Forest Service summaries: 2019_09_18 and 25_Litigation Weekly_Email
The district court invalidated the biological opinion on Mexican spotted owls prepared by the FWS for forest plans for the Lincoln, Santa Fe, Cibola, Carson, and Gila National Forests in New Mexico, and the Tonto National Forest in Arizona. Timber management actions on these forests have been enjoined. (D. Ariz.) (See other discussions on this blog here and here.)
The district court issued a preliminary injunction for the Twin Mountain Timber Sale, which is part of the Prince of Wales Landscape Level Analysis Project on the Tongass National Forest, and involves the newly popular “condition-based analysis.” (D. Alaska) (We have discussed this case here.)

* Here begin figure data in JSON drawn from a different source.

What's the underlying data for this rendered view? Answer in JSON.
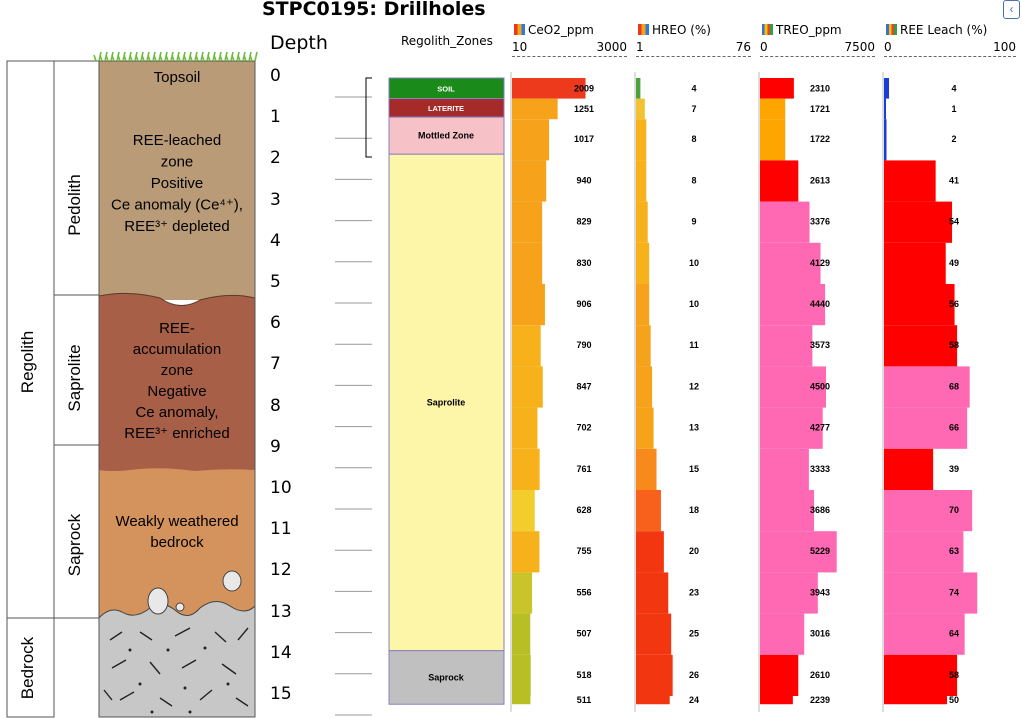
{
  "title": "STPC0195: Drillholes",
  "nav_icon": "chevron-left-icon",
  "left_diagram": {
    "regolith": "Regolith",
    "bedrock": "Bedrock",
    "pedolith": "Pedolith",
    "saprolite": "Saprolite",
    "saprock": "Saprock",
    "topsoil": "Topsoil",
    "leached_lines": [
      "REE-leached",
      "zone",
      "Positive",
      "Ce anomaly (Ce⁴⁺),",
      "REE³⁺ depleted"
    ],
    "accum_lines": [
      "REE-",
      "accumulation",
      "zone",
      "Negative",
      "Ce anomaly,",
      "REE³⁺ enriched"
    ],
    "weak_lines": [
      "Weakly weathered",
      "bedrock"
    ],
    "colors": {
      "topsoil": "#b99b78",
      "leached": "#b99b78",
      "accum": "#a85f47",
      "saprock": "#d4925c",
      "bedrock": "#c7c7c7",
      "grass": "#6dbb3d"
    }
  },
  "depth_header": "Depth",
  "depths": [
    "0",
    "1",
    "2",
    "3",
    "4",
    "5",
    "6",
    "7",
    "8",
    "9",
    "10",
    "11",
    "12",
    "13",
    "14",
    "15"
  ],
  "zones_header": "Regolith_Zones",
  "zones": [
    {
      "label": "SOIL",
      "top": 0,
      "bottom": 0.5,
      "color": "#1a8a1a",
      "text_color": "#ffffff"
    },
    {
      "label": "LATERITE",
      "top": 0.5,
      "bottom": 0.95,
      "color": "#a52a2a",
      "text_color": "#ffffff"
    },
    {
      "label": "Mottled Zone",
      "top": 0.95,
      "bottom": 1.85,
      "color": "#f7c1c8",
      "text_color": "#000000"
    },
    {
      "label": "Saprolite",
      "top": 1.85,
      "bottom": 13.9,
      "color": "#fdf5a8",
      "text_color": "#000000"
    },
    {
      "label": "Saprock",
      "top": 13.9,
      "bottom": 15.2,
      "color": "#c0c0c0",
      "text_color": "#000000"
    }
  ],
  "chart_data": {
    "type": "bar",
    "intervals": [
      {
        "top": 0,
        "bottom": 0.5
      },
      {
        "top": 0.5,
        "bottom": 1
      },
      {
        "top": 1,
        "bottom": 2
      },
      {
        "top": 2,
        "bottom": 3
      },
      {
        "top": 3,
        "bottom": 4
      },
      {
        "top": 4,
        "bottom": 5
      },
      {
        "top": 5,
        "bottom": 6
      },
      {
        "top": 6,
        "bottom": 7
      },
      {
        "top": 7,
        "bottom": 8
      },
      {
        "top": 8,
        "bottom": 9
      },
      {
        "top": 9,
        "bottom": 10
      },
      {
        "top": 10,
        "bottom": 11
      },
      {
        "top": 11,
        "bottom": 12
      },
      {
        "top": 12,
        "bottom": 13
      },
      {
        "top": 13,
        "bottom": 14
      },
      {
        "top": 14,
        "bottom": 15
      },
      {
        "top": 15,
        "bottom": 15.2
      }
    ],
    "series": [
      {
        "name": "CeO2_ppm",
        "min": 10,
        "max": 3000,
        "range_labels": [
          "10",
          "3000"
        ],
        "values": [
          2009,
          1251,
          1017,
          940,
          829,
          830,
          906,
          790,
          847,
          702,
          761,
          628,
          755,
          556,
          507,
          518,
          511
        ],
        "colors": [
          "#ee3a1c",
          "#f7a21b",
          "#f7a21b",
          "#f7a21b",
          "#f7a21b",
          "#f7a21b",
          "#f7a21b",
          "#f7b21b",
          "#f7b21b",
          "#f7b21b",
          "#f7b21b",
          "#f2cd2c",
          "#f7b21b",
          "#c9c42a",
          "#b8bf24",
          "#b8bf24",
          "#b8bf24"
        ]
      },
      {
        "name": "HREO (%)",
        "min": 1,
        "max": 76,
        "range_labels": [
          "1",
          "76"
        ],
        "values": [
          4,
          7,
          8,
          8,
          9,
          10,
          10,
          11,
          12,
          13,
          15,
          18,
          20,
          23,
          25,
          26,
          24
        ],
        "colors": [
          "#4aa33a",
          "#f2c230",
          "#f7b21b",
          "#f7b21b",
          "#f7b21b",
          "#f7b21b",
          "#f7a21b",
          "#f7a21b",
          "#f7a21b",
          "#f7a21b",
          "#f78a1b",
          "#f7611b",
          "#f2360f",
          "#f2360f",
          "#f2360f",
          "#f2360f",
          "#f2360f"
        ]
      },
      {
        "name": "TREO_ppm",
        "min": 0,
        "max": 7500,
        "range_labels": [
          "0",
          "7500"
        ],
        "values": [
          2310,
          1721,
          1722,
          2613,
          3376,
          4129,
          4440,
          3573,
          4500,
          4277,
          3333,
          3686,
          5229,
          3943,
          3016,
          2610,
          2239
        ],
        "colors": [
          "#ff0000",
          "#ffa500",
          "#ffa500",
          "#ff0000",
          "#ff69b4",
          "#ff69b4",
          "#ff69b4",
          "#ff69b4",
          "#ff69b4",
          "#ff69b4",
          "#ff69b4",
          "#ff69b4",
          "#ff69b4",
          "#ff69b4",
          "#ff69b4",
          "#ff0000",
          "#ff0000"
        ]
      },
      {
        "name": "REE Leach (%)",
        "min": 0,
        "max": 100,
        "range_labels": [
          "0",
          "100"
        ],
        "values": [
          4,
          1,
          2,
          41,
          54,
          49,
          56,
          58,
          68,
          66,
          39,
          70,
          63,
          74,
          64,
          58,
          50
        ],
        "colors": [
          "#1a3fd6",
          "#1a3fd6",
          "#1a3fd6",
          "#ff0000",
          "#ff0000",
          "#ff0000",
          "#ff0000",
          "#ff0000",
          "#ff69b4",
          "#ff69b4",
          "#ff0000",
          "#ff69b4",
          "#ff69b4",
          "#ff69b4",
          "#ff69b4",
          "#ff0000",
          "#ff0000"
        ]
      }
    ]
  }
}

The district court granted the Forest Service’s motion for Summary Judgment regarding its Emergency Situation Determination for its decision to authorize the Cove Fire Salvage Project on the Modoc National Forest. (E. D .Cal.)

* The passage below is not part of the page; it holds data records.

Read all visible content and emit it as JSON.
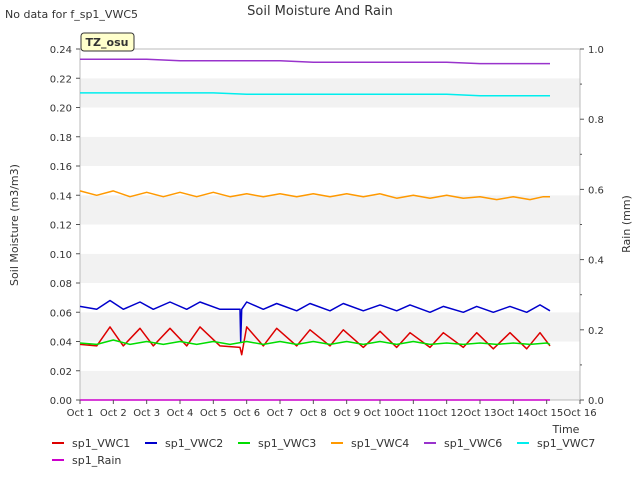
{
  "chart_data": {
    "type": "line",
    "title": "Soil Moisture And Rain",
    "no_data_note": "No data for f_sp1_VWC5",
    "site_badge": "TZ_osu",
    "xlabel": "Time",
    "ylabel": "Soil Moisture (m3/m3)",
    "y2label": "Rain (mm)",
    "x_tick_labels": [
      "Oct 1",
      "Oct 2",
      "Oct 3",
      "Oct 4",
      "Oct 5",
      "Oct 6",
      "Oct 7",
      "Oct 8",
      "Oct 9",
      "Oct 10",
      "Oct 11",
      "Oct 12",
      "Oct 13",
      "Oct 14",
      "Oct 15",
      "Oct 16"
    ],
    "x_range": [
      "Oct 1",
      "Oct 16"
    ],
    "ylim": [
      0,
      0.24
    ],
    "y_ticks": [
      "0.00",
      "0.02",
      "0.04",
      "0.06",
      "0.08",
      "0.10",
      "0.12",
      "0.14",
      "0.16",
      "0.18",
      "0.20",
      "0.22",
      "0.24"
    ],
    "y2lim": [
      0,
      1.0
    ],
    "y2_ticks": [
      "0.0",
      "0.2",
      "0.4",
      "0.6",
      "0.8",
      "1.0"
    ],
    "grid": "horizontal alternating bands",
    "legend_position": "bottom",
    "series": [
      {
        "name": "sp1_VWC1",
        "color": "#dd0000",
        "axis": "left",
        "x": [
          1.0,
          1.5,
          1.9,
          2.3,
          2.8,
          3.2,
          3.7,
          4.2,
          4.6,
          5.2,
          5.8,
          5.85,
          6.0,
          6.5,
          6.9,
          7.5,
          7.9,
          8.5,
          8.9,
          9.5,
          10.0,
          10.5,
          10.9,
          11.5,
          11.9,
          12.5,
          12.9,
          13.4,
          13.9,
          14.4,
          14.8,
          15.1
        ],
        "y": [
          0.038,
          0.037,
          0.05,
          0.037,
          0.049,
          0.037,
          0.049,
          0.037,
          0.05,
          0.037,
          0.036,
          0.031,
          0.05,
          0.037,
          0.049,
          0.037,
          0.048,
          0.037,
          0.048,
          0.036,
          0.047,
          0.036,
          0.046,
          0.036,
          0.046,
          0.036,
          0.046,
          0.035,
          0.046,
          0.035,
          0.046,
          0.037
        ]
      },
      {
        "name": "sp1_VWC2",
        "color": "#0000cc",
        "axis": "left",
        "x": [
          1.0,
          1.5,
          1.9,
          2.3,
          2.8,
          3.2,
          3.7,
          4.2,
          4.6,
          5.2,
          5.8,
          5.82,
          5.85,
          6.0,
          6.5,
          6.9,
          7.5,
          7.9,
          8.5,
          8.9,
          9.5,
          10.0,
          10.5,
          10.9,
          11.5,
          11.9,
          12.5,
          12.9,
          13.4,
          13.9,
          14.4,
          14.8,
          15.1
        ],
        "y": [
          0.064,
          0.062,
          0.068,
          0.062,
          0.067,
          0.062,
          0.067,
          0.062,
          0.067,
          0.062,
          0.062,
          0.04,
          0.062,
          0.067,
          0.062,
          0.066,
          0.061,
          0.066,
          0.061,
          0.066,
          0.061,
          0.065,
          0.061,
          0.065,
          0.06,
          0.064,
          0.06,
          0.064,
          0.06,
          0.064,
          0.06,
          0.065,
          0.061
        ]
      },
      {
        "name": "sp1_VWC3",
        "color": "#00dd00",
        "axis": "left",
        "x": [
          1.0,
          1.5,
          2.0,
          2.5,
          3.0,
          3.5,
          4.0,
          4.5,
          5.0,
          5.5,
          6.0,
          6.5,
          7.0,
          7.5,
          8.0,
          8.5,
          9.0,
          9.5,
          10.0,
          10.5,
          11.0,
          11.5,
          12.0,
          12.5,
          13.0,
          13.5,
          14.0,
          14.5,
          15.0,
          15.1
        ],
        "y": [
          0.039,
          0.038,
          0.041,
          0.038,
          0.04,
          0.038,
          0.04,
          0.038,
          0.04,
          0.038,
          0.04,
          0.038,
          0.04,
          0.038,
          0.04,
          0.038,
          0.04,
          0.038,
          0.04,
          0.038,
          0.04,
          0.038,
          0.039,
          0.038,
          0.039,
          0.038,
          0.039,
          0.038,
          0.039,
          0.038
        ]
      },
      {
        "name": "sp1_VWC4",
        "color": "#ff9900",
        "axis": "left",
        "x": [
          1.0,
          1.5,
          2.0,
          2.5,
          3.0,
          3.5,
          4.0,
          4.5,
          5.0,
          5.5,
          6.0,
          6.5,
          7.0,
          7.5,
          8.0,
          8.5,
          9.0,
          9.5,
          10.0,
          10.5,
          11.0,
          11.5,
          12.0,
          12.5,
          13.0,
          13.5,
          14.0,
          14.5,
          14.9,
          15.1
        ],
        "y": [
          0.143,
          0.14,
          0.143,
          0.139,
          0.142,
          0.139,
          0.142,
          0.139,
          0.142,
          0.139,
          0.141,
          0.139,
          0.141,
          0.139,
          0.141,
          0.139,
          0.141,
          0.139,
          0.141,
          0.138,
          0.14,
          0.138,
          0.14,
          0.138,
          0.139,
          0.137,
          0.139,
          0.137,
          0.139,
          0.139
        ]
      },
      {
        "name": "sp1_VWC6",
        "color": "#9933cc",
        "axis": "left",
        "x": [
          1.0,
          2.0,
          3.0,
          4.0,
          5.0,
          6.0,
          7.0,
          8.0,
          9.0,
          10.0,
          11.0,
          12.0,
          13.0,
          14.0,
          15.1
        ],
        "y": [
          0.233,
          0.233,
          0.233,
          0.232,
          0.232,
          0.232,
          0.232,
          0.231,
          0.231,
          0.231,
          0.231,
          0.231,
          0.23,
          0.23,
          0.23
        ]
      },
      {
        "name": "sp1_VWC7",
        "color": "#00eeee",
        "axis": "left",
        "x": [
          1.0,
          2.0,
          3.0,
          4.0,
          5.0,
          6.0,
          7.0,
          8.0,
          9.0,
          10.0,
          11.0,
          12.0,
          13.0,
          14.0,
          15.1
        ],
        "y": [
          0.21,
          0.21,
          0.21,
          0.21,
          0.21,
          0.209,
          0.209,
          0.209,
          0.209,
          0.209,
          0.209,
          0.209,
          0.208,
          0.208,
          0.208
        ]
      },
      {
        "name": "sp1_Rain",
        "color": "#cc00cc",
        "axis": "right",
        "x": [
          1.0,
          15.1
        ],
        "y": [
          0.0,
          0.0
        ]
      }
    ]
  }
}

The plaintiffs claim HUD violated the National Environmental Policy Act (NEPA) when authorizing relief funds to the Forest Service for clear cutting activities and construction of a new biomass power plant utilizing the timber as feedstock following the 2013 Rim Fire on the Stanislaus National Forest. (N. D. Cal.)
NOTICE OF INTENT
The parties have notified the Lincoln National Forest and the U. S. Fish and Wildlife Service of their intent to sue under the Endangered Species Act to reinitiate consultation to protect the New Mexico meadow jumping mouse from grazing activities on two allotments.
Conservationists want a California judge to set aside Placer County’s approval of a 2.2-mile long gondola that would pass through the Tahoe national forest to connect the bases of Squaw Valley and Alpine Meadows ski resorts. About 20% of the project, including five of the towers, would be located on the Tahoe National Forest near the Granite Chief Wilderness Area. The project won preliminary approval from the Forest Service earlier this year and is awaiting final approval after 12 organizations and individuals objected to their draft record of decision.
Conservation groups and a Native American tribe have sued the U.S. Army Corps of Engineers to challenge a key water permit allowing the PolyMet open-pit copper mine to move forward in Minnesota’s Superior National Forest. Other related litigation was described here, here and here.